Sejak permainan panas dirumahku tempo hari, tak pernah sekalipun Pram menyinggung hal tersebut, tak pernah sekalipun kami membicarakannya. Ia pun tak pernah merayuku, atau sekedar mencandaiku dengan hal-hal yang berbau seks. Ia sangat menghormatiku.

Dan kini, didepan cermin dikamar tidurku, aku terjebak kebingungan untuk menemukan cara agar malam ini aku bisa bercinta dengannya.

Sambil memilih pakaian yang akan kukenakan, aku terus terus memikirkan caranya.

Dan..

Mataku tertuju pada selembar daster yang telah lama tak kugunakan karena ukurannya yang kecil, sangat sesak jika kupakai. Hanya seperempat bagian pahaku yang bisa tertutupi olehnya. Itulah pilihanku. Aku akan mencoba menggoda Pram dengan penampilanku. Kuharap aku berhasil.

"Pram, mau masak apa?" tanyaku. Aku berdiri disampingnya.

"Mau masak sayur bening. Ibu suka sayur bening?"

"Iya, ibu suka kok."

Sementara mempersiapkan masakannya, Pram telah merebus air dan telah mendidih.

"Sini.." Pram menarik lenganku, kemudian memaksaku untuk duduk dikursi.

"Kok disuruh duduk sih, ibu kan mau bantu kamu memasak."

Pram hanya menggengkan kepala, tanda ketidaksetujuannya.

"Sekarang ibu duduk. Istirahat. Saya yang masak."

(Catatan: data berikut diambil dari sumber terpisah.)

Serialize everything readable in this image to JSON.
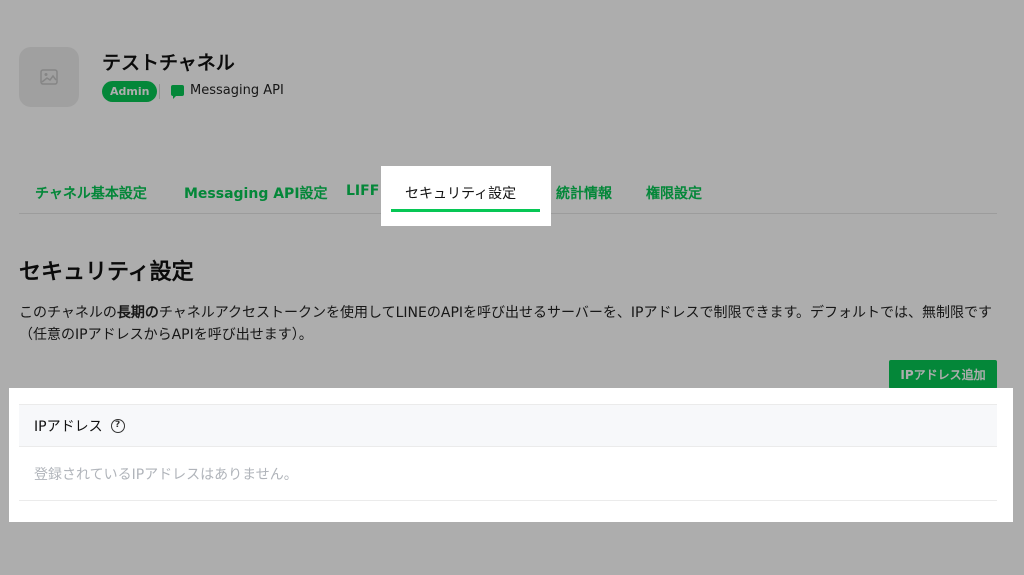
{
  "channel": {
    "title": "テストチャネル",
    "role_badge": "Admin",
    "type_label": "Messaging API",
    "thumbnail_icon": "image-placeholder-icon",
    "type_icon": "chat-bubble-icon"
  },
  "tabs": [
    {
      "label": "チャネル基本設定",
      "active": false
    },
    {
      "label": "Messaging API設定",
      "active": false
    },
    {
      "label": "LIFF",
      "active": false
    },
    {
      "label": "セキュリティ設定",
      "active": true
    },
    {
      "label": "統計情報",
      "active": false
    },
    {
      "label": "権限設定",
      "active": false
    }
  ],
  "section": {
    "title": "セキュリティ設定",
    "desc_1": "このチャネルの",
    "desc_bold": "長期の",
    "desc_2": "チャネルアクセストークンを使用してLINEのAPIを呼び出せるサーバーを、IPアドレスで制限できます。デフォルトでは、無制限です（任意のIPアドレスからAPIを呼び出せます）。"
  },
  "add_button": {
    "label": "IPアドレス追加"
  },
  "ip_table": {
    "header": "IPアドレス",
    "help_icon": "question-circle-icon",
    "empty_text": "登録されているIPアドレスはありません。"
  },
  "colors": {
    "accent": "#06c755",
    "overlay": "rgba(0,0,0,0.32)"
  }
}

Ia lantas mengambil sebuah ember, mengisinya dengan air. Lalu menuangkan sejumlah garam kedalamnya. Ia meletakkan ember itu tepat didepan kakiku. Sejurus kemudian, ia menuangkan air panas kedalam ember tadi, mengaduknya, lalu mencelupkan jarinya kesana untuk sekedar merasakan suhunya.

"Udah pas."

"Sekarang ibu rendam kakinya dalam ember ini." Perintahnya.

"Ini cara tradisional untuk mengurangi pegel dikaki, bu. Saya diajarin sama orang tua saya." Sambungnya lagi.

Akupun menuruti permintaannya. Peluangku untuk menggoda dirinya tertutup sudah. Pram kembali ke meja dimana bahan masakannya berada. Ia larut dalam kesibukannya sementara aku menikmati waktuku dengan merendamkan kaki didalam seember air hangat. Mati kutu, mati gaya, aku hanya berdiam diri melihat dia sibuk memasak.

Melihat Pram sibuk memasak membuatku sadar, aku terlalu egois hanya untuk kesenangku. Aku memanfaatkan kebaikannya untuk memuaskan hasratku, padahal belum tentu Pram menginginkan hal tersebut.